Tuesday, 14 July 2009

CBI energy report - Greenpeace response

In a report released yesterday the CBI has called call for the contribution from wind power to be reduced in favour of nuclear energy as means of decarbonising the electricity sector.

Commenting on the CBI report, Greenpeace executive director John Sauven said:

"The CBI claims to represent the interests of British industry, but by calling for wind power's contribution to our renewable energy targets to be reduced it's actually doing its members a great disservice."

He continued:

"Nuclear power is less effective than wind power at tackling climate change, while investment in renewables would create much needed British jobs in one of the few growth sectors in the global economy.

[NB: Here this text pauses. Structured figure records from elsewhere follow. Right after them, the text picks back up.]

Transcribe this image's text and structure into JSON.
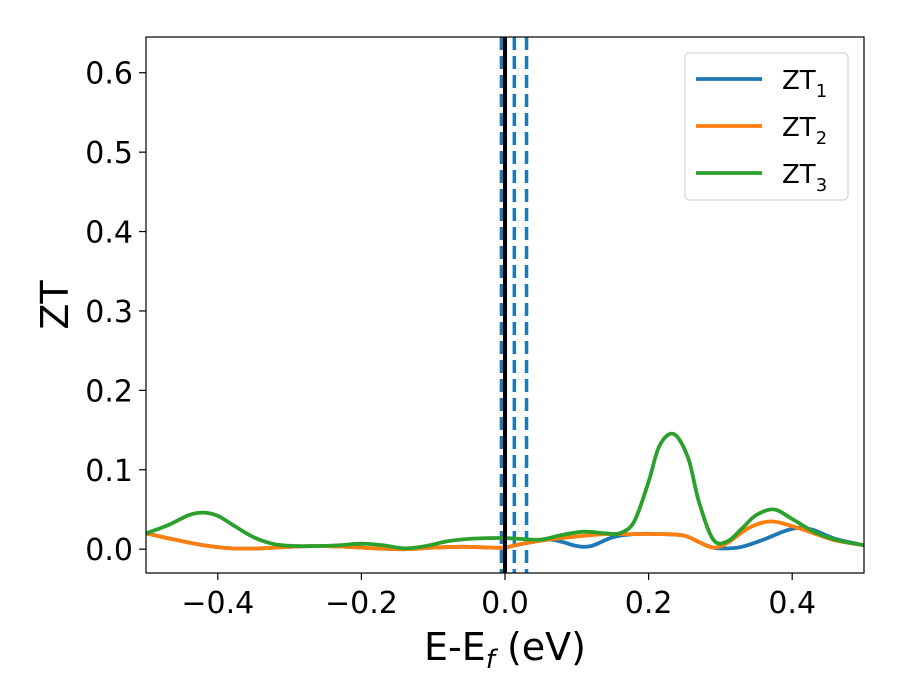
{
  "chart_data": {
    "type": "line",
    "xlabel": "E-E",
    "xlabel_sub": "f",
    "xlabel_unit": " (eV)",
    "ylabel": "ZT",
    "xlim": [
      -0.5,
      0.5
    ],
    "ylim": [
      -0.03,
      0.645
    ],
    "xticks": [
      -0.4,
      -0.2,
      0.0,
      0.2,
      0.4
    ],
    "xtick_labels": [
      "−0.4",
      "−0.2",
      "0.0",
      "0.2",
      "0.4"
    ],
    "yticks": [
      0.0,
      0.1,
      0.2,
      0.3,
      0.4,
      0.5,
      0.6
    ],
    "ytick_labels": [
      "0.0",
      "0.1",
      "0.2",
      "0.3",
      "0.4",
      "0.5",
      "0.6"
    ],
    "grid": false,
    "legend_position": "top-right",
    "vlines": [
      {
        "x": 0.0,
        "style": "solid",
        "color": "#000000"
      },
      {
        "x": -0.005,
        "style": "dashed",
        "color": "#1f77b4"
      },
      {
        "x": 0.013,
        "style": "dashed",
        "color": "#1f77b4"
      },
      {
        "x": 0.03,
        "style": "dashed",
        "color": "#1f77b4"
      }
    ],
    "series": [
      {
        "name": "ZT",
        "name_sub": "1",
        "color": "#1f77b4",
        "x": [
          -0.5,
          -0.46,
          -0.42,
          -0.38,
          -0.34,
          -0.3,
          -0.26,
          -0.22,
          -0.18,
          -0.14,
          -0.1,
          -0.06,
          -0.02,
          0.0,
          0.02,
          0.06,
          0.08,
          0.1,
          0.12,
          0.15,
          0.18,
          0.22,
          0.25,
          0.27,
          0.29,
          0.31,
          0.33,
          0.36,
          0.39,
          0.41,
          0.43,
          0.46,
          0.5
        ],
        "y": [
          0.02,
          0.012,
          0.005,
          0.001,
          0.001,
          0.003,
          0.004,
          0.003,
          0.001,
          0.0,
          0.002,
          0.003,
          0.002,
          0.002,
          0.006,
          0.012,
          0.009,
          0.004,
          0.004,
          0.015,
          0.019,
          0.019,
          0.017,
          0.009,
          0.002,
          0.001,
          0.003,
          0.012,
          0.023,
          0.027,
          0.024,
          0.013,
          0.005
        ]
      },
      {
        "name": "ZT",
        "name_sub": "2",
        "color": "#ff7f0e",
        "x": [
          -0.5,
          -0.46,
          -0.42,
          -0.38,
          -0.34,
          -0.3,
          -0.26,
          -0.22,
          -0.18,
          -0.14,
          -0.1,
          -0.06,
          -0.02,
          0.0,
          0.02,
          0.06,
          0.1,
          0.14,
          0.18,
          0.22,
          0.25,
          0.27,
          0.29,
          0.31,
          0.34,
          0.37,
          0.4,
          0.43,
          0.46,
          0.5
        ],
        "y": [
          0.02,
          0.012,
          0.005,
          0.001,
          0.001,
          0.003,
          0.004,
          0.003,
          0.001,
          0.0,
          0.002,
          0.003,
          0.002,
          0.002,
          0.006,
          0.012,
          0.016,
          0.019,
          0.019,
          0.019,
          0.017,
          0.009,
          0.002,
          0.008,
          0.027,
          0.035,
          0.029,
          0.02,
          0.011,
          0.005
        ]
      },
      {
        "name": "ZT",
        "name_sub": "3",
        "color": "#2ca02c",
        "x": [
          -0.5,
          -0.47,
          -0.44,
          -0.42,
          -0.4,
          -0.38,
          -0.35,
          -0.32,
          -0.29,
          -0.26,
          -0.23,
          -0.2,
          -0.17,
          -0.14,
          -0.11,
          -0.08,
          -0.05,
          -0.02,
          0.0,
          0.02,
          0.05,
          0.08,
          0.11,
          0.14,
          0.16,
          0.18,
          0.2,
          0.215,
          0.235,
          0.255,
          0.27,
          0.29,
          0.31,
          0.33,
          0.35,
          0.375,
          0.4,
          0.43,
          0.46,
          0.5
        ],
        "y": [
          0.02,
          0.03,
          0.043,
          0.046,
          0.042,
          0.031,
          0.015,
          0.006,
          0.004,
          0.004,
          0.005,
          0.007,
          0.005,
          0.001,
          0.004,
          0.01,
          0.013,
          0.014,
          0.014,
          0.013,
          0.012,
          0.018,
          0.022,
          0.02,
          0.02,
          0.035,
          0.085,
          0.13,
          0.145,
          0.115,
          0.06,
          0.012,
          0.01,
          0.026,
          0.043,
          0.05,
          0.038,
          0.022,
          0.012,
          0.005
        ]
      }
    ]
  }
}
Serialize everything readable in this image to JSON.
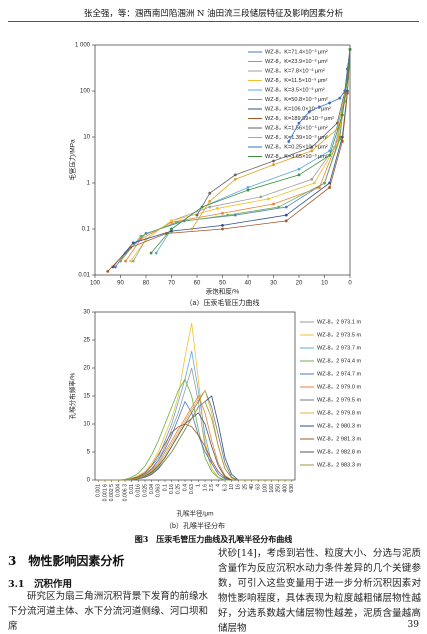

Here in the UK we have one of the best renewable energy resources anywhere in the world and a manufacturing sector champing at the bit to capture the lead in marine technologies like offshore wind and tidal power."

The government's business advisory group - set up to accelerate the transition to a low carbon economy - concluded in a report last week that by meeting its renewable energy targets the UK would create 250,000 jobs and generate revenue of £70bn from wind and wave technology by 2050. The report also added that by 2020 the UK could become a world leader in offshore wind, capturing 45 per cent of the global offshore wind power industry.

Instead of working to realise this much needed boost to the UK economy, Greenpeace believes the CBI has prioritised representing members like EDF which are interested only in pushing a new generation of nuclear reactors in the UK, which will do little to deliver a secure, indigenous, globally replicable solution to the problems of climate change and energy security while creating jobs. The record of the nuclear industry in delivering cheap, reliable energy is poor (construction of a new Finnish reactor - touted as a example of how nuclear can deliver - is now three years behind schedule after three years of construction, and substantially over budget).

Sauven added:

"The existing bill for nuclear waste already stretches beyond £100bn, but that hasn't stopped EDF already calling for renewable energy to be constrained because it has the potential to render new nuclear stations even more uneconomic. The company can't even deliver its only new reactor construction, at Flammenville in northern France, on time or on budget. It's a shame that the Confederation of British Industry is lobbying furiously for a French state-owned energy giant instead of UK-based renewables companies."